Son influence sur le 7ème art
Avant de connaître la gloire et de recevoir l’Oscar des meilleurs effets visuels pour «Alien, le huitième passager», Giger avait collaboré avec le génial Alejandro Jodorowsky sur son projet d’adaptation du roman «Dune» qui ne verra jamais le jour. Étonnamment, son couronnement à Hollywood ne donnera pas lieu à énormément de nouveaux mandats. Après «Alien», il faut attendre 1986 et le bien médiocre «Poltergeist 2» de Brian Gibson pour revoir son nom au générique d’un film. Alors que James Cameron s’était passé de ses services pour «Aliens – Le retour», le Suisse est rappelé pour prendre part au troisième opus de la série. C’est ensuite Roger Donaldson qui le sollicitera pour créer le visuel de «La Mutante» en 1995. Mais les choses ne se passent pas comme prévu et Giger voit son travail spolié par de trop nombreuses (et surtout trop propres!) images de synthèses. Afin de boucler la boucle, Ridley Scott contacte une nouvelle fois l’artiste en 2010 pour prendre part à l’élaboration de «Prometheus» qui restera sa dernière incursion dans le domaine du cinéma.

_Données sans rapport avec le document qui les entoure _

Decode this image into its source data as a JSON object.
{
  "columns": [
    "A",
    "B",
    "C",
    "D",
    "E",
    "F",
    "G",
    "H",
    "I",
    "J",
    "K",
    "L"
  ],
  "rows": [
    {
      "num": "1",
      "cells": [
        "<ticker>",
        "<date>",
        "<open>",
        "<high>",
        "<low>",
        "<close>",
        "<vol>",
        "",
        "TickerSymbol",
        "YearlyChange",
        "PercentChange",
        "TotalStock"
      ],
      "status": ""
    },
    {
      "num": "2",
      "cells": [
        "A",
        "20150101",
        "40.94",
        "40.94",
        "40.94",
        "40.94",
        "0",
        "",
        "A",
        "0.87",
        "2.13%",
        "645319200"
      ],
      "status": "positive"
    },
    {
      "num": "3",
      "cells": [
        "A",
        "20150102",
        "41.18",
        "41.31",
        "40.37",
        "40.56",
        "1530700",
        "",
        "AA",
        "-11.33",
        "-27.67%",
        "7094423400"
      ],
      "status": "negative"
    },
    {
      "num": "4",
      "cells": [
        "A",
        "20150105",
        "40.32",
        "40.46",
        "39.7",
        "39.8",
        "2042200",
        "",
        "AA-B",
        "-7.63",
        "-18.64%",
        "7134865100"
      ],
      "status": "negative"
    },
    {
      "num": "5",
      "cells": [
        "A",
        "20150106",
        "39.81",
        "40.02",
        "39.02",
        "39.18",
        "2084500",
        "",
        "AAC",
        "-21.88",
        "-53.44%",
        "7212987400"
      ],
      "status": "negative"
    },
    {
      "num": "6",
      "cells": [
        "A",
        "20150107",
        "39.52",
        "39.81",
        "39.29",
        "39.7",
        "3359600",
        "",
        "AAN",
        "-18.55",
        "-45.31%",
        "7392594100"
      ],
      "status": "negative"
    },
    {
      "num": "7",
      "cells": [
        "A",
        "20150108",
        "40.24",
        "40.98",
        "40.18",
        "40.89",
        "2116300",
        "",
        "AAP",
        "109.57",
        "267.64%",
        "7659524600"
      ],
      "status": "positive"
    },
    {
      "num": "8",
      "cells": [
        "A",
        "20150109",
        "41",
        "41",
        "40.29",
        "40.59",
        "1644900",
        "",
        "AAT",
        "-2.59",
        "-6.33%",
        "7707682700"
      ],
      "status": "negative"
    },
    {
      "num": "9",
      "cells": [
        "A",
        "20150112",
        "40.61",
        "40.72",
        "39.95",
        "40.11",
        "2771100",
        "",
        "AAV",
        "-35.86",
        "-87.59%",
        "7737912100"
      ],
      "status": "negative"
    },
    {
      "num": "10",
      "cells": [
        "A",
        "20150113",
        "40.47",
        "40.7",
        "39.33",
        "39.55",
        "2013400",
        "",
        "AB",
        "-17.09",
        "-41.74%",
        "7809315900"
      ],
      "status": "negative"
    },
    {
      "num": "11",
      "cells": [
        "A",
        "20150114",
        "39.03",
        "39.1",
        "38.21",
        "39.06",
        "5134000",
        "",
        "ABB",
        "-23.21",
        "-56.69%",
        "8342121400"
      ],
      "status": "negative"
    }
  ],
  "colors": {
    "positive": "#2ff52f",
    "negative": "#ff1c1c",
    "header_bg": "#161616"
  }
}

H.R. Giger n’aura donc travaillé pour le cinéma qu’une demi-douzaine de fois. Malgré ce nombre relativement peu élevé, son travail n’a pas manqué d’influencer l’imagerie de très nombreux films. Des espèces biomécaniques dans l’univers de Star Trek appelées les Borgs (qui apparaissent pour la première fois dans la deuxième saison de «Next Generation» en 1988) au le visuel de la planète Krypton dans le très récent «Man of Steel» et ses capsules ô combien phalliques en passant par le travail de Katsuhiro Otomo: l’ombre de Giger plane sur une quantité impressionnante de productions.
L’un des exemples les plus frappants étant la scène de réveil de Néo dans «Matrix», lorsque ce dernier prend conscience, dans une vision d’horreur purement biomécanique, de n’être qu’un corps en incubation relié à des machines par d’innombrables tuyaux.
Pour sûr, la noirceur de l’imaginaire de Giger n’a pas fini de rayonner sur le 7ème art.
Giger à Gruyères
Outre cet héritage artistique colossal, Giger nous aura laissé un musée dans le petit bourg médiéval de Gruyères (Fribourg) et dans lequel nous pouvons toujours admirer ses œuvres les plus marquantes: xénomorphes, Atomkinder, toiles, mobilier et autres sculptures phalliques. À deux pas de ce dernier, le bar Giger offre la possibilité de siroter un verre dans un cadre fantasmagorique. Lors de votre visite, n’oubliez d’en boire un en son honneur.